The operation time and hospitalization time of micro decompression alone are significantly shorter than that of instrument fusion.phosphorus <.001 for both). In addition, compared with the fusion group, the surgeons experienced in the minimal decompression group reported fewer perioperative complications.phosphorus = 0.003). However, in the first 3 months after surgery, patients who received minimal decompression alone reported a significantly higher incidence of superficial wound infections than the fusion group.

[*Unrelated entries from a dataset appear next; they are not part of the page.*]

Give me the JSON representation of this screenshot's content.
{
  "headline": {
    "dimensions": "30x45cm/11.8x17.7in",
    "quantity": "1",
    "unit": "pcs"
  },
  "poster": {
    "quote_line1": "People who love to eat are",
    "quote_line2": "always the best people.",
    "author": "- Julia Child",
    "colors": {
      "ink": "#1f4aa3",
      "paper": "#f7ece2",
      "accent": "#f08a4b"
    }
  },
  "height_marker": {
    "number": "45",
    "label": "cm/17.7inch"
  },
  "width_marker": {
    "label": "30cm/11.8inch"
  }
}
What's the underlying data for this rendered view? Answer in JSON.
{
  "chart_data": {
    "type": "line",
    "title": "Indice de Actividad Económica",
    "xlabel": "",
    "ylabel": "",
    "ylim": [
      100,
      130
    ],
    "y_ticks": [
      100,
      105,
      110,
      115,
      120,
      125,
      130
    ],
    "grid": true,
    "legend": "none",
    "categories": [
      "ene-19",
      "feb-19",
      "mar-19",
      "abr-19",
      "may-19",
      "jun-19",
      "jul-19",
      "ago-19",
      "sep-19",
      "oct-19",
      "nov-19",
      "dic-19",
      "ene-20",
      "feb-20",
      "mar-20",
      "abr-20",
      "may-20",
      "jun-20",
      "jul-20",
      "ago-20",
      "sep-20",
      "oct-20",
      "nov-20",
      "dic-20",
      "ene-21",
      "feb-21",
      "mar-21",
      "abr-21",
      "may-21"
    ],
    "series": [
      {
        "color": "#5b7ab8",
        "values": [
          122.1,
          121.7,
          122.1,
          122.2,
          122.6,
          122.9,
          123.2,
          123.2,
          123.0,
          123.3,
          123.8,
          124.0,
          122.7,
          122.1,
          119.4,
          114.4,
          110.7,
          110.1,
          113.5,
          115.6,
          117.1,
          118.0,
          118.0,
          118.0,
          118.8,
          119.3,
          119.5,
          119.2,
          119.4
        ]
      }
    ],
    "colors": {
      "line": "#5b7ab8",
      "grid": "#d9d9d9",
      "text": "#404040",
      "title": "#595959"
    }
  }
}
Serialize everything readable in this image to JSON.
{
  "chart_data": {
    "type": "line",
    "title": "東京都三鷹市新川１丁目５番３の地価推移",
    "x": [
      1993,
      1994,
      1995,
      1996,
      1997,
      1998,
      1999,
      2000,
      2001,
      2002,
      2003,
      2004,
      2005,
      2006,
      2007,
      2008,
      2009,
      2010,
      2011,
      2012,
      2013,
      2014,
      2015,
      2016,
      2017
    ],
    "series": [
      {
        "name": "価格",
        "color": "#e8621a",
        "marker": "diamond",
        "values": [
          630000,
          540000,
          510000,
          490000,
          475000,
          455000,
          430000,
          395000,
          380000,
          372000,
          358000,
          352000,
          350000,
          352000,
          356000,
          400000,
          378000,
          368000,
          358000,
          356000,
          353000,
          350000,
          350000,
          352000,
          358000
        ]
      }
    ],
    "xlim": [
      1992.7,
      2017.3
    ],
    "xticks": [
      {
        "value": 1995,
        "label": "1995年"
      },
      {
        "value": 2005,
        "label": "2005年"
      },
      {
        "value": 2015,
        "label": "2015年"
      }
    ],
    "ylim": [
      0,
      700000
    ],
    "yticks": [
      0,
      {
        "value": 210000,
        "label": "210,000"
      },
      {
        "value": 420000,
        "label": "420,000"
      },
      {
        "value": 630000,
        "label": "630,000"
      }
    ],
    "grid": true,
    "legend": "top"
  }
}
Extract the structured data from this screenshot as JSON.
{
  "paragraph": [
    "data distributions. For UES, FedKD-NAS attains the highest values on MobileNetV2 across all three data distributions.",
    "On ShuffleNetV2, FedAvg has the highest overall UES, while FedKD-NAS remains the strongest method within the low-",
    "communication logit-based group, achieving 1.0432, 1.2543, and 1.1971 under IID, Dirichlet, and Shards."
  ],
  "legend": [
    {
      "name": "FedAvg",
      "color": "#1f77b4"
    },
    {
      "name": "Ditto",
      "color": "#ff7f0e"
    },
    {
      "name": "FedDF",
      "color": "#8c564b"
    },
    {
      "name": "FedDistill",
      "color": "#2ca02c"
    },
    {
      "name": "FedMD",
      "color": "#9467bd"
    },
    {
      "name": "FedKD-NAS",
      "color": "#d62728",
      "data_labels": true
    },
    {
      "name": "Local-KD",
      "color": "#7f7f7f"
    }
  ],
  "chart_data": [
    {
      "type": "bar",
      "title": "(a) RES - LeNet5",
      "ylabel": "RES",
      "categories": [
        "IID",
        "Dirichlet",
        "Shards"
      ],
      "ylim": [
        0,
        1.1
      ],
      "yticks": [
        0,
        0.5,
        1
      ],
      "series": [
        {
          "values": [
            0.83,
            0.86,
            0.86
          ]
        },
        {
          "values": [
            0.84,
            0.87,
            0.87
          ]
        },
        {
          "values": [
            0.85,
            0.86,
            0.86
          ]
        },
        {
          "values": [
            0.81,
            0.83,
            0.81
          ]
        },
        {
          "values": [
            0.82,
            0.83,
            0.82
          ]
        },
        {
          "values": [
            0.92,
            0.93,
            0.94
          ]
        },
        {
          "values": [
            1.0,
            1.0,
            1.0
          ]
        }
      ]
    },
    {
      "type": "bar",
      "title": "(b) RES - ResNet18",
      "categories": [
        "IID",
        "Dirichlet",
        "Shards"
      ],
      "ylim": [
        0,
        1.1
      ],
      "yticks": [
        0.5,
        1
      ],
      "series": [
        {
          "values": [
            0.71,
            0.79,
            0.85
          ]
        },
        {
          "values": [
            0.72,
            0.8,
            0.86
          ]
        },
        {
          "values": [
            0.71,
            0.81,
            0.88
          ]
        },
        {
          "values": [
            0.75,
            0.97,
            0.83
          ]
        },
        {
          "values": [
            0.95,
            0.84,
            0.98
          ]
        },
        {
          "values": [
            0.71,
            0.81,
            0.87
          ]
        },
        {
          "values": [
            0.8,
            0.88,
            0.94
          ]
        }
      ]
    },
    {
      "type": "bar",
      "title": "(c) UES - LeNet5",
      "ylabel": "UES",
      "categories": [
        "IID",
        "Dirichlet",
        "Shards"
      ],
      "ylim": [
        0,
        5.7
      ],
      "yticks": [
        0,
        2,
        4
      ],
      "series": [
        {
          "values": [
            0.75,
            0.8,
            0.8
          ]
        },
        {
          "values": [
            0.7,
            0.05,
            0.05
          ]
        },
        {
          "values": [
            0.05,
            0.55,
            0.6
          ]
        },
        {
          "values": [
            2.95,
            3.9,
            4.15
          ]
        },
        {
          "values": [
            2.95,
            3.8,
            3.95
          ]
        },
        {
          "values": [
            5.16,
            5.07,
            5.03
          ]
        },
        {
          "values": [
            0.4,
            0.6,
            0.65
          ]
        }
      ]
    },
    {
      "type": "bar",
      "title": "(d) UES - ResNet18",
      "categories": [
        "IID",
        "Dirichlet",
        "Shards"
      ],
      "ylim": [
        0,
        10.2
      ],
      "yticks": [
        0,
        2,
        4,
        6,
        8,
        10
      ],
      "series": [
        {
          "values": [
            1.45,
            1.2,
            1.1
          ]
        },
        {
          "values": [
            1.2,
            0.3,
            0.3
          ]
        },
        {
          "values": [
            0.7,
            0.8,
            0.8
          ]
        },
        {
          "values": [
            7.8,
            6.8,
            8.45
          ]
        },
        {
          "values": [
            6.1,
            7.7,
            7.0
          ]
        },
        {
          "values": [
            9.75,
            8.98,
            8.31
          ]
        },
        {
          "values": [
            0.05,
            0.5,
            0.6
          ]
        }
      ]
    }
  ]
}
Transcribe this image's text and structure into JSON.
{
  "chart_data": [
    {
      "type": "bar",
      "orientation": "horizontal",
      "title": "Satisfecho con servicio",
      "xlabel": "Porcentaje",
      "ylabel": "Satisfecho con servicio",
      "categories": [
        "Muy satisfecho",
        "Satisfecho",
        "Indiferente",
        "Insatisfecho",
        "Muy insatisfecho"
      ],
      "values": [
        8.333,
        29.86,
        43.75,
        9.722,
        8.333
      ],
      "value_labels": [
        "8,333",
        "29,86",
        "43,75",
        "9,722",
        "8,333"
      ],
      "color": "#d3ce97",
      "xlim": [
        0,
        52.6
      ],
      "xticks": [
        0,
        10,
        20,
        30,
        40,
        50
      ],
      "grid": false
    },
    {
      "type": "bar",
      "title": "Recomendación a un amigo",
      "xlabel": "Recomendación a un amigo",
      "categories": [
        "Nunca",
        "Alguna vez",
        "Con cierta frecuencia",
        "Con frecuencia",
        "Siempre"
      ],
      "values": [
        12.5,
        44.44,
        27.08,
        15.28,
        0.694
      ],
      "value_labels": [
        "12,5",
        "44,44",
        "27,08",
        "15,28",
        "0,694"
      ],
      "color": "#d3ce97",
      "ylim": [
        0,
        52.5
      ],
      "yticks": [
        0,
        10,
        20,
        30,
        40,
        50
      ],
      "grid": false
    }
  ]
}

Austevoll et al. concluded that based on their analytical research results and previous practical research results, the high rate of instrumentation fusion in daily practice seems unreasonable.2,7,8 They found that only minimal decompression can shorten the operation time and hospital stay, which is also related to acceptable clinical results and lower costs.2

They wrote in the paper: “We believe that the non-inferior clinical effectiveness and potential health and economic benefits of micro-decompression alone outweigh the potential disadvantages of the procedure.” “Although device fusion is associated with more pain reduction… …The perioperative complication rate is slightly higher, but it shows the shortcomings of the device.”2

Fusion decompression patient identification

However, for some subgroups, adding fusion based on decompression may be the best option-once they are identified. Generally speaking, candidates for fusion have severe chronic pain for more than six months, and their condition is limited to one or two intervertebral discs or vertebrae. Research is ongoing to provide level 1 evidence to demonstrate whether decompression alone should be promoted as the preferred method and whether there are predictors to make appropriate surgical treatment options for patients with lumbar spinal stenosis and degenerative spondylolisthesis (NCT02051374).9 The patient will be followed for up to 10 years.